The main and interactive effects of the type of ISA, AFR, and SNR and of group were analyzed with respect to the two main perceptual dimensions (aesthetics and loudness) and each single sound quality attribute by means of the following:
- -
Mixed-factorial 6 × 3 × 2 ANOVAs that treated the type of ISA as a 6-level within-subject factor (CTRL, INST, ITA_BR, ITA_SO, JPN_BR, and JPN_SO), the AFR as a 3-level within-subject factor (AFR1, AFR2, and AFR3), and the cultural group as a 2-level between-subject factor (ITA and JPN);
- -
Mixed-factorial 4 × 2 ANOVAs that treated the SNR as a 4-level within-subject factor (CTRL, −12, −8 and −4) and the cultural group as a 2-level between-subject factor.
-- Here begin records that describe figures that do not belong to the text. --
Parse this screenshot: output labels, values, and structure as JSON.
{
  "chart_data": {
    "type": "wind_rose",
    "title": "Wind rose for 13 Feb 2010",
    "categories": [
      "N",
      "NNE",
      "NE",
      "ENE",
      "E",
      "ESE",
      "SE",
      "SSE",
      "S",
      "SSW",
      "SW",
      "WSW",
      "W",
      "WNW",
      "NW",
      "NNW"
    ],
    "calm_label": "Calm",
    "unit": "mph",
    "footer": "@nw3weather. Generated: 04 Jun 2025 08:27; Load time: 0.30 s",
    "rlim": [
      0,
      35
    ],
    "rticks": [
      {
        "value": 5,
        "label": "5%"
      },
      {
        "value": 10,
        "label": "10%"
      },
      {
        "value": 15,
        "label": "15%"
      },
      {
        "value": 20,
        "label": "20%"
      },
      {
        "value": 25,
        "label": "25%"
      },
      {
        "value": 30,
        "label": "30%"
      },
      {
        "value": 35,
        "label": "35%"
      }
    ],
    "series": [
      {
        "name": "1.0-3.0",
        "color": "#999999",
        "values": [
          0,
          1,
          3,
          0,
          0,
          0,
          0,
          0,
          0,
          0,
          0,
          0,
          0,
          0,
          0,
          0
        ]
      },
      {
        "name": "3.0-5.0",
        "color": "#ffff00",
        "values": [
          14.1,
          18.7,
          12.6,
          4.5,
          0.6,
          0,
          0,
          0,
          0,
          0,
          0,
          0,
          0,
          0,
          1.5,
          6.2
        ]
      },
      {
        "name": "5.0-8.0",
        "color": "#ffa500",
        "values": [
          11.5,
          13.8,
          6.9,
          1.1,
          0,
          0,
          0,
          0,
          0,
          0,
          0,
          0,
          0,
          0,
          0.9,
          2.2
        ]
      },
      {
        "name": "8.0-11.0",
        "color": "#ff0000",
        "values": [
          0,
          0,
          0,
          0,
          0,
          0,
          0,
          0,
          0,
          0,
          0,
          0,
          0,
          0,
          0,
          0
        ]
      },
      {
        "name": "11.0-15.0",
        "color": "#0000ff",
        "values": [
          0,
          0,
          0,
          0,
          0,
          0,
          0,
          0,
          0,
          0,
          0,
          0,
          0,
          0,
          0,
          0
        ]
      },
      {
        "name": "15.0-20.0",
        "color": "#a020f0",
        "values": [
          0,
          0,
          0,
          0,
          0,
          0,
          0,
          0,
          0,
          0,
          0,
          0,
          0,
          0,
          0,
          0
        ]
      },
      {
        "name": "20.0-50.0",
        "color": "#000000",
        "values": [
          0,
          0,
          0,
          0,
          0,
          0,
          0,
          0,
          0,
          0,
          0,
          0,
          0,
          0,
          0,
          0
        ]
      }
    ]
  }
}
These latter analyses were conducted to understand whether the informational masking provided by ISA cues could moderate the perception of sound quality in car cabins and to answer the four research questions.
5. Discussion
The PCA results confirmed what was already found in previous research [
21], i.e., inside electric-vehicle car cabins, the most important perceived sound quality dimensions are related to the aesthetic and loudness characteristics. These results are also in line with previous findings of other authors; see Kuwano et al. [
43]. However, unlike earlier research, a new and exogenous sound source in the car cabin introduced a further dimension associated with the playback of the ISA cues. Although this aspect deserves interest with respect to better comprehending how the car audio system configuration influences the perception inside car cabins, this aspect was not addressed in this study.
Considering the four research questions, it can be observed that the informational masking provided by the introduction of ISA cues can moderate the perceived sound quality in electric-vehicle cabins containing HVAC noise. Concerning the first research question, Q
1, it can be observed that the introduction of ISA cues can be useful in improving the aesthetic dimension of the sound quality onboard and making it more functional, natural, and pleasant. On the other hand, it also changes the perception onboard from deep to sharp, providing a better sense of quietness, though this was only found for the Italian group. Among the different types of cues, the instrumental one improved the aesthetic ratings. Although applied in a different context, car cabins, the findings are in line with previous research which demonstrated how the use of additional natural or augmented natural [
36,
44,
45,
46] sounds or music [
45] can be considered an effective and soft mitigating strategy to compensate for negative perception of the sound environment of everyday-life environments.
The results for the second research question, Q2, showed that the effect of ISA cues did not interact with the AFR. However, the main effect of AFR on the Japanese group highlighted a dramatic drop in the aesthetic rating caused by a deeper unpleasant impression. This outcome was accompanied by a more rapid increase in the loudness perception in the AFR3. This result showed once more that, due to negative perceptions, the Japanese group is sensitive to high AFR levels of HVAC systems.
Considering the third research question, Q3, although the effect of ISA cues did not interact with the Group factor for the two main sound quality dimensions, it can be observed that some differences emerged for specific attributes of the aesthetic and loudness dimensions.
The results for the last research question, Q4, show that the SNR between ISA cues and HVAC noise is important in improving sound quality perception in an electric-vehicle car cabin. Such improvement becomes effective only at an SNR of −4 dB. This condition fosters an aesthetic improvement of the existing sound quality onboard independently of the AFR level, the type of ISA cue, and the cultural group.